Reduced coronary blood flow, measured using an artificial intelligence (AI)-based tool that analyses imaging from coronary computed tomography angiography (CCTA), may predict future cardiovascular events in patients with suspected stable coronary artery disease.
These are among the findings of analysis from the FISH&CHIPS study, a retrospective study of more than 90,000 patients conducted by the NHS in England, presented at the congress of the European Association of Cardiovascular Imaging (EACVI; 11–13 December, Vienna, Austria).
CCTA is a non-invasive heart scan that is used as the first-line investigation for patients with suspected stable coronary artery disease (CAD). While CCTA clearly shows blockages in coronary arteries, it is limited in its ability to estimate reduced blood flow, which is necessary to diagnose angina. CT-derived fractional flow reserve (FFR-CT, Heartflow) uses computational fluid dynamics analysis of coronary blood flow obtained from CCTA images to estimate the decrease in pressure across coronary stenosis during the maximum hyperaemia.
The real-world, retrospective, nationwide FISH&CHIPS study demonstrated that including FFR-CT as a decision-making tool in the diagnosis of stable CAD reduces the number of subsequent invasive and non-invasive tests performed.
“We already know that FFR-CT is valuable for the diagnosis of stable CAD, but whether FFR-CT could also be used prognostically, to predict future major cardiovascular events, is not fully understood,” explained study presenter, Jack Bell (Liverpool Heart and Chest Hospital, Liverpool, UK). “Previous studies have had small patient numbers, short follow-up and investigated combined cardiovascular outcomes. We performed an analysis from a national FISH&CHIPS population, which was large enough to determine whether FFR-CT adds incremental value to traditional cardiovascular risk factors in predicting cardiovascular outcomes and death.”
Data from all patients receiving FFR-CT analysis for stable CAD at 27 English sites in the FISH&CHIPS observational cohort study were included in the presented analysis. FFR-CT measurements were related to the individual outcomes of myocardial infarction (MI), cardiovascular mortality, all-cause mortality and whether the patient underwent subsequent revascularisation (coronary artery bypass grafting or stenting). FFR-CT measurements were divided into subgroups: normal (FFR-CT >0.8), borderline (0.71–0.8), reduced (0.51–0.7) and severely reduced (≤0.5).
Of 90,553 patients receiving CCTA, 7,836 patients underwent FFR-CT. They had a median age of 63 years and 37.4% were female. At a median follow up of 3.1 years, there were 191 MIs (2.4%), 1,573 revascularisations (20.1%), 74 cardiovascular deaths (0.9%) and 261 all-cause deaths (3.3%).
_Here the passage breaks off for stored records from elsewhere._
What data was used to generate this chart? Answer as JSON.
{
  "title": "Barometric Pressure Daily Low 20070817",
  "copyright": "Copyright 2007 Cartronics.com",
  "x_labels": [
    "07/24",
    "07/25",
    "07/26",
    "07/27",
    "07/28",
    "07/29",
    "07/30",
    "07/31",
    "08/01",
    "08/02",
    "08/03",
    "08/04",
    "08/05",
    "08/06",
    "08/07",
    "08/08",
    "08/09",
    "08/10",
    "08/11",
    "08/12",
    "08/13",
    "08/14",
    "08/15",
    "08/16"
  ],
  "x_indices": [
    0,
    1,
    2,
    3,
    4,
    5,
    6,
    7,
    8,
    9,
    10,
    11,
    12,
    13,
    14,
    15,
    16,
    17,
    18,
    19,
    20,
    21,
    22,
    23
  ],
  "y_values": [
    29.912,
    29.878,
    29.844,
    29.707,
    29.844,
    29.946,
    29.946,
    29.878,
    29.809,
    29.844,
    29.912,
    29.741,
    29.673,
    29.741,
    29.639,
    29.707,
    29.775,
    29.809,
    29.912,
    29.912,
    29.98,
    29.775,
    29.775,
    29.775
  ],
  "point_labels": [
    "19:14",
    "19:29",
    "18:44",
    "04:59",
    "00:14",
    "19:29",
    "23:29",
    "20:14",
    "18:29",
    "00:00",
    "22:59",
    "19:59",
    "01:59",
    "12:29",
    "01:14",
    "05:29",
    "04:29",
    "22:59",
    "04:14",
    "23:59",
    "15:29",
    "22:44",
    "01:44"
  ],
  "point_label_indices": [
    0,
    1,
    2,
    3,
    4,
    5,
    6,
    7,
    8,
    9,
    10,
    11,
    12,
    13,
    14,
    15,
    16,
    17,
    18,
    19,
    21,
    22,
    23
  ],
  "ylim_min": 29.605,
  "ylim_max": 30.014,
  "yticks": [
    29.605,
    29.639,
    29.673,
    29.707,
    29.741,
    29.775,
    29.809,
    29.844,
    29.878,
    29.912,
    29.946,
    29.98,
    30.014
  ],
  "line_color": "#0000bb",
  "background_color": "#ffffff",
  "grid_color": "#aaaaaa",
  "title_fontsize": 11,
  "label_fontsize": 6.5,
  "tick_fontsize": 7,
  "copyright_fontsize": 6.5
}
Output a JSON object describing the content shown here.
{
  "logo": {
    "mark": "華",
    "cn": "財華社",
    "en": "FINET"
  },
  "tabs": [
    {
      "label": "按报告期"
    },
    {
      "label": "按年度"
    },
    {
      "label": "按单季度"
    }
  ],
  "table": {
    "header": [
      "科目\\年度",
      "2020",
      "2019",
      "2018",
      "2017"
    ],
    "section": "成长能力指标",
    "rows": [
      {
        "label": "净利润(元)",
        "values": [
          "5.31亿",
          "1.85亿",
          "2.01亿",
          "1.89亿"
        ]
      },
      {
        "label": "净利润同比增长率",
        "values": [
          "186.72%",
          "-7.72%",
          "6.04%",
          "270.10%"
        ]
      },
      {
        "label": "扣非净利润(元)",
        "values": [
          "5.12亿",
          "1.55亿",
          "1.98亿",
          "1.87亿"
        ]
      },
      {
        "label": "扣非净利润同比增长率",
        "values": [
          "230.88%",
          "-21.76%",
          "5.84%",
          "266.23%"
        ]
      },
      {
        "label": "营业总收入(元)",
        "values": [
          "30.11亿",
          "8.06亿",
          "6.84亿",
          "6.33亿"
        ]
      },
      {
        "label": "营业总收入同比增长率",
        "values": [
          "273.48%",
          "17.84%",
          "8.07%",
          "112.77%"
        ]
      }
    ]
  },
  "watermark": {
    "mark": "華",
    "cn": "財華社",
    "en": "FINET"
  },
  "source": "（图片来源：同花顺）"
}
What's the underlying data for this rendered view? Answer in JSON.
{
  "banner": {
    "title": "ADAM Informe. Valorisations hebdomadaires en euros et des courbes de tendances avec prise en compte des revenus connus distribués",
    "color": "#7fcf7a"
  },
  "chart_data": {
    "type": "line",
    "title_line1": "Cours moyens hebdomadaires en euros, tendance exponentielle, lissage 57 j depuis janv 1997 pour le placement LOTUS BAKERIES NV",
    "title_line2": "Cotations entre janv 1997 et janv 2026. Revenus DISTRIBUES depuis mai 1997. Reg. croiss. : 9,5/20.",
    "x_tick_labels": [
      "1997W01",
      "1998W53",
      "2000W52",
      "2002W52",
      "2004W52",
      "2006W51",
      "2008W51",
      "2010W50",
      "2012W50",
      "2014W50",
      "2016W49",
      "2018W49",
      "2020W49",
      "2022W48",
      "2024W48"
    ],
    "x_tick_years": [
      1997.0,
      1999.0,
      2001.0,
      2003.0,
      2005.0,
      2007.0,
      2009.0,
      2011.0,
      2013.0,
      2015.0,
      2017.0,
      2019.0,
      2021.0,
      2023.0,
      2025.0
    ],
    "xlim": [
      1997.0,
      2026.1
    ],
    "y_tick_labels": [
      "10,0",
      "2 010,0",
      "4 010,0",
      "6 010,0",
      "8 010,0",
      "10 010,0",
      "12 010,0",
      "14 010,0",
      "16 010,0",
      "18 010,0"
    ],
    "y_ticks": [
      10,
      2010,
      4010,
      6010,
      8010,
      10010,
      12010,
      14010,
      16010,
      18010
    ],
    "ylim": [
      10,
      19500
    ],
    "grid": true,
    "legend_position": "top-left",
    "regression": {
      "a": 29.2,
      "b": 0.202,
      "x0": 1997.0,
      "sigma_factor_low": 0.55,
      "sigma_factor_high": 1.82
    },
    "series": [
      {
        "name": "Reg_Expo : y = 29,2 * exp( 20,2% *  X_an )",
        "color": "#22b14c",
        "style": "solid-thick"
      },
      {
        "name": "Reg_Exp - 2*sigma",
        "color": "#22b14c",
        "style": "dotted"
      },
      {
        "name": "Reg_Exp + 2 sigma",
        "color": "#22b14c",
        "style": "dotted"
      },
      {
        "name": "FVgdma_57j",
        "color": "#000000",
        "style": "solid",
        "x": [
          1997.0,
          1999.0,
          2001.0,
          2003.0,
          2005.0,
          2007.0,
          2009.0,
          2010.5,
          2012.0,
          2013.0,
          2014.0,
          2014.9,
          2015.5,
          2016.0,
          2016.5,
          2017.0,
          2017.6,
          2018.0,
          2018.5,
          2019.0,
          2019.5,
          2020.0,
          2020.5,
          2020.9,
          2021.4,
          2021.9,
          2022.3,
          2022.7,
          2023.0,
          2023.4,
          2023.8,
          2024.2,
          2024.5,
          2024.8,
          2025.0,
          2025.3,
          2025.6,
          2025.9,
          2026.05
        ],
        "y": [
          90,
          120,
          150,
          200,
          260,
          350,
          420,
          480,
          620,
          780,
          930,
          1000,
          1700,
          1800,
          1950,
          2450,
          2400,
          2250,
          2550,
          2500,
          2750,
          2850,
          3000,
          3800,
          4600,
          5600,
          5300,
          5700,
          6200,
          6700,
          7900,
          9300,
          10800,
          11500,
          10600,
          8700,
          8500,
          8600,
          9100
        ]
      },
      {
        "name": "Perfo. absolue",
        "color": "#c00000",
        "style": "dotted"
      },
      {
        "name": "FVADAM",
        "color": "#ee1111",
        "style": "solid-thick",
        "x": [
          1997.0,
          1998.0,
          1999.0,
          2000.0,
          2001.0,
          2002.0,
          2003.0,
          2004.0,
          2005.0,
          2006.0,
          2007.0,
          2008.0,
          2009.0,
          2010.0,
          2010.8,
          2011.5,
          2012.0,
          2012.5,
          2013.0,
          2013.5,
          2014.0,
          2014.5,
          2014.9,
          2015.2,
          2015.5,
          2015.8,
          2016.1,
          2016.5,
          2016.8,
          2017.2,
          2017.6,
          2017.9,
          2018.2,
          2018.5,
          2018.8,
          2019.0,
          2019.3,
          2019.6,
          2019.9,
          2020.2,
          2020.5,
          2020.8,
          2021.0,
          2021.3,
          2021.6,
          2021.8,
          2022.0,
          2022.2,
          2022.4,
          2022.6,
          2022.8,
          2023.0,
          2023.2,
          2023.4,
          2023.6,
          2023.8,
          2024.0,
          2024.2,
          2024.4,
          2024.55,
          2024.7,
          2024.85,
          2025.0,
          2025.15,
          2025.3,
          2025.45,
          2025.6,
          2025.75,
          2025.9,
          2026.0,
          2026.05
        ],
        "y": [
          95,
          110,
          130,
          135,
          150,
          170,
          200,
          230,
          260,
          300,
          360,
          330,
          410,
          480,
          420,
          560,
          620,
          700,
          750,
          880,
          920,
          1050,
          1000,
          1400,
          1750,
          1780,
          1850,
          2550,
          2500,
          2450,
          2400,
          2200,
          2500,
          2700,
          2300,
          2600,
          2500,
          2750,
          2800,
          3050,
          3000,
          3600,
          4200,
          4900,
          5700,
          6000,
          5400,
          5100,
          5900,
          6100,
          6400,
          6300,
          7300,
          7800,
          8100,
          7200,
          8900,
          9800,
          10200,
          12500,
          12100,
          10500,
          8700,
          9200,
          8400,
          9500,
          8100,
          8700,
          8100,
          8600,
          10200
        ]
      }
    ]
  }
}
When FFR-CT was measured close to the stenosis (blockage) site, lower values were associated with higher cardiovascular event rates: FFR-CT categories incrementally stratified risk of MI (p<0.001), revascularisation (p<0.001), cardiovascular mortality (p<0.001) and all-cause mortality (p=0.002) over time. As an example, MI occurred in 1.0% of patients with normal FFR-CT, 2% of patients with borderline FFR-CT, 3.9% of those with reduced FFR-CT and 5.2% of those with severely reduced FFR-CT.
Patients with the lowest FFR-CT values had a four-fold increased risk of a heart attack and a threefold increased risk of dying from a heart attack. FFR-CT less than normal was associated with an increased risk for future MI and revascularisation, with severely reduced FFR-CT also associated with cardiovascular death and death. This was independent of traditional cardiovascular risk factors such as age, sex, hypertension, diabetes and dyslipidaemia.
Senior author, Timothy Fairbairn (Liverpool Heart and Chest Hospital, Liverpool, UK), said: “Adding to its diagnostic abilities, this study is the first to provide conclusive evidence of FFR-CT’s prognostic power, independent of other risk factors. We observed that even so-called ‘borderline’ FFR-CT was associated with worse outcomes compared with normal values, but the individuals with the lowest values have the highest risk. FFR-CT could be used to inform personalised risk assessment, allowing us to provide more intensive bespoke treatment to those at high risk.”
Results of an analysis investigating the cost-effectiveness of using FFR-CT in the diagnosis of stable CAD will also be presented at EACVI 2025.